Llegó el fin de semana sanferminero y con él la marabunta, que se ha dejado notar en forma de pequeños montones en la segunda mitad de la carrera. Sin embargo, el momento más espeluznante ha llegado esta vez antes, en Mercaderes.
Un toro que había cogido la cabeza de la manada ha embestido con enorme fuerza en la parte derecha de la calle, frente a la antigua Unzu. Ha golpeado a la altura de la cara a dos corredores, uno con camiseta roja y otro blanca, volteándolos de modo brutal.
Lo que se temía se ha confirmado a las 8.15. Hay un mozo corneado en la cara en esa secuencia, aparentemente el de rojo; el otro ha tenido más suerte y el pitón solo se le ha deslizado por el rostro. El empitonado es un joven de Alacant de 30 años. Su estado es grave y ha sido intervenido de urgencia. El parte médico habla de «herida por asta de toro con fracturas mandibulares (sínfisis y ángulo izquierdo) y de apófisis pterigoides izquierda. Intenso enfisema subcutáneo y profundo con moderado efecto masa sobre vía aérea».
Se han producido otros ocho traslados a hospitales, por golpes. Dos de ellos son navarros (un vecino de Iruñea de 74 años y otro de Sarriguren de 50), y el resto, casi todos de la zona del Mediterráneo. Entre ellos hay una corredora que quedó debajo de un montón humano muy cerca del callejón y que se dolía del cuello.
Tres cosas más que contar: una clásica, otra épica y otra grotesca.

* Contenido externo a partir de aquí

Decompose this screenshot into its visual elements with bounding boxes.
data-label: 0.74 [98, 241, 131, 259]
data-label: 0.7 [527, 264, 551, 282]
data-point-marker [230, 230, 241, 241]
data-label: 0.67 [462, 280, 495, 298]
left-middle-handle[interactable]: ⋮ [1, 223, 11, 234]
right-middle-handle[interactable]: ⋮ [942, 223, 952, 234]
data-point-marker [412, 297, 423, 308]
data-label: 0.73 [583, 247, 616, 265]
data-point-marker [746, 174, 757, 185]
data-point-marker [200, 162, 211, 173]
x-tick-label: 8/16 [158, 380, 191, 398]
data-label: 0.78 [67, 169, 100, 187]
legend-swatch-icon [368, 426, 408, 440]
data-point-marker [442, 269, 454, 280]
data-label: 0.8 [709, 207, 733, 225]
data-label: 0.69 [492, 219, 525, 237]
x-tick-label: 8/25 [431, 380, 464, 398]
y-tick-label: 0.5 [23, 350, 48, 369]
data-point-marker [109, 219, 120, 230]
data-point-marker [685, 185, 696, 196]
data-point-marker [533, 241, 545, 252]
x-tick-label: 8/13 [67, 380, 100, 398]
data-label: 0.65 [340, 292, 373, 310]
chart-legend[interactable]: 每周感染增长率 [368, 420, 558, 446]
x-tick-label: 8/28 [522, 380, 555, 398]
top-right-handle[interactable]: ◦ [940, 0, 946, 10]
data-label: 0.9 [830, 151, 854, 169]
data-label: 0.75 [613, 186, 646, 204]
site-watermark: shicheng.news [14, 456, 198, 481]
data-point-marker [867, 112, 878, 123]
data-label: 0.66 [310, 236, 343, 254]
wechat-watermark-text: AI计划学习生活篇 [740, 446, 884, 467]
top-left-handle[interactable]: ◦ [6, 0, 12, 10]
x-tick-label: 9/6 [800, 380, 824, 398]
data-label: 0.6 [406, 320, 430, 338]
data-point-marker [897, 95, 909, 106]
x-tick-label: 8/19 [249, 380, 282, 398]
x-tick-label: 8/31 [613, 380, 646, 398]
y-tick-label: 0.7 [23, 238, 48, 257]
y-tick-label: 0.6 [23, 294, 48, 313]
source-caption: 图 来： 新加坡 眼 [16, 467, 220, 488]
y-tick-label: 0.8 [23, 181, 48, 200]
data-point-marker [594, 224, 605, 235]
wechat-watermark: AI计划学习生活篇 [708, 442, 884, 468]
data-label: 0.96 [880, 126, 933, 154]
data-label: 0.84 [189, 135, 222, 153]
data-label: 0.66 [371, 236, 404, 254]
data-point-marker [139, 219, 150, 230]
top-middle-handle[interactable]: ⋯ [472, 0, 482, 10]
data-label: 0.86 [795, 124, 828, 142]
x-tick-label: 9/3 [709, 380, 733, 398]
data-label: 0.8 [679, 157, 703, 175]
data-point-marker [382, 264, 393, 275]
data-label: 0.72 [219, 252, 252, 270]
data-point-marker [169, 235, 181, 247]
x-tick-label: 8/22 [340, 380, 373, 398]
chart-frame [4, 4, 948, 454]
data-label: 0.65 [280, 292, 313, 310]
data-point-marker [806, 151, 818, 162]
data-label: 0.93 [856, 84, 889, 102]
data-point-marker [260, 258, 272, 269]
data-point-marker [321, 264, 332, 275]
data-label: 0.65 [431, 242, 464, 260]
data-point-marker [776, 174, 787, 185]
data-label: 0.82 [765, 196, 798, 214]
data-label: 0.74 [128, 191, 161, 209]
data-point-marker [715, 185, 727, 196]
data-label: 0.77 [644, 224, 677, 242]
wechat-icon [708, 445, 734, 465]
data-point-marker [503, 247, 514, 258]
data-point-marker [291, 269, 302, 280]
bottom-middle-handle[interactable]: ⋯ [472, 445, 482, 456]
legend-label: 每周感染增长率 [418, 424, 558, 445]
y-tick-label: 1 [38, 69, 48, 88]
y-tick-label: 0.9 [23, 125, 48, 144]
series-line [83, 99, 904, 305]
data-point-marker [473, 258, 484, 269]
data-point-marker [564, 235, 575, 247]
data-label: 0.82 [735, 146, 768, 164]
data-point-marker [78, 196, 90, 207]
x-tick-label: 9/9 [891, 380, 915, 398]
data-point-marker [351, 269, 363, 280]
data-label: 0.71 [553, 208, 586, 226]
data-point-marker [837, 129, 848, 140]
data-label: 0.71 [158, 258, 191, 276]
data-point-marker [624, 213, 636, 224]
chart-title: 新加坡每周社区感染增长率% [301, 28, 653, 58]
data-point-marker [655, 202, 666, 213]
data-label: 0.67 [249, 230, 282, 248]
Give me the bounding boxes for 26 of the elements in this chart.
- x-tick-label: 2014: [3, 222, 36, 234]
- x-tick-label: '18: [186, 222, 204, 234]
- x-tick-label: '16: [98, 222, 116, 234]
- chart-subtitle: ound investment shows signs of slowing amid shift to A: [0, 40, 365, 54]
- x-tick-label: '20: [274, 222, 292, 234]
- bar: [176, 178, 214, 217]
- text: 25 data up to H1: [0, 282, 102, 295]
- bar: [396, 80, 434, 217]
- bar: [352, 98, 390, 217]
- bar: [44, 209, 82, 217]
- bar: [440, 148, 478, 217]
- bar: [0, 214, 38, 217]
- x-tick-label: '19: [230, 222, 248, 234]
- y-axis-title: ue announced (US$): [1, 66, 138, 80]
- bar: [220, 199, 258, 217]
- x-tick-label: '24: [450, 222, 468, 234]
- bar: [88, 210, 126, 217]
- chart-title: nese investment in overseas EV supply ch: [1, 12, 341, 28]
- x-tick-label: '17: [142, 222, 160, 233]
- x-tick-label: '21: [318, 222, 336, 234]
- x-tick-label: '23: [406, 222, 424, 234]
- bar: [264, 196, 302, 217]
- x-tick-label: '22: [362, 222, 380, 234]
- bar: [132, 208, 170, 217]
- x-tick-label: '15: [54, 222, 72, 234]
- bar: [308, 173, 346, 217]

Llegando a la curva de Estafeta un corredor habitual, ya veterano, ha sido golpeado con la testuz y lanzado al suelo, sin sufrir cornada.
A la salida, un mozo ha quedado emparedado entre un toro y un cabestro, casi en medio de la manada, y cuando se temía lo peor ha salido por pura velocidad, superando incluso al astado en la carrera. Imponente el sprint, y no menos la calma que ha mostrado en ese trance tan complejo.
Un corredor se queda atrapado entre el cabestro y el toro, pero logra salir y mantenerse en la carrera.#Encierro5RTVE https://t.co/Q3UOSWnQLh pic.twitter.com/GtNGFMgOfu
— RTVE (@rtve) July 11, 2026
Lo grotesco, llegando al callejón. Un corredor que lleva varios días haciendo el payaso vestido de Joker, y al que ya golpeó una vaquilla anteayer, no ha visto llegar al toro y ha podido ser corneado. Llevaba un brazo en alto, bien saludando o bien grabando la secuencia. Ha sido retenido posteriormente por la Policía Municipal, que lo multará.
Parece increíble que todo ello se haya condensado en apenas dos minutos y 36 segundos. Este año ninguna carrera ha pasado todavía de los tres minutos.
La ganadería abulense ha escogido para correr en Iruñea seis toros con pesos entre los 570 y 615 kilos. Sus nombres son Cantito, Carpintero, Chismoso, Secretario, Tomillero y Campanero. Todos negros cárdenos, grises en lenguaje común, y con unos pitones de asustar.
En Iruñea la ganadería tiene fama de algo errática en el encierro, por los conocidos percances de 2015 y 2017, cuando alguno de sus toros mostró una querencia extraña por volver a los corrales de Santo Domingo.
Las dos únicas cornadas hasta este sábado se habían producido en los brazos y por tanto sin generar desgracias graves. Las víctimas, un joven de Idiazabal el día 8 y un ciudadano alemán el 9.
El número de traslados a hospitales, sin embargo, es alto sobre todo por los accidentados encierros del jueves y viernes. Dos de los heridos el 10, ambos mayores de 60 años, siguen hospitalizados en la mañana de este sábado, uno por neumotórax y otro por fractura de cadera.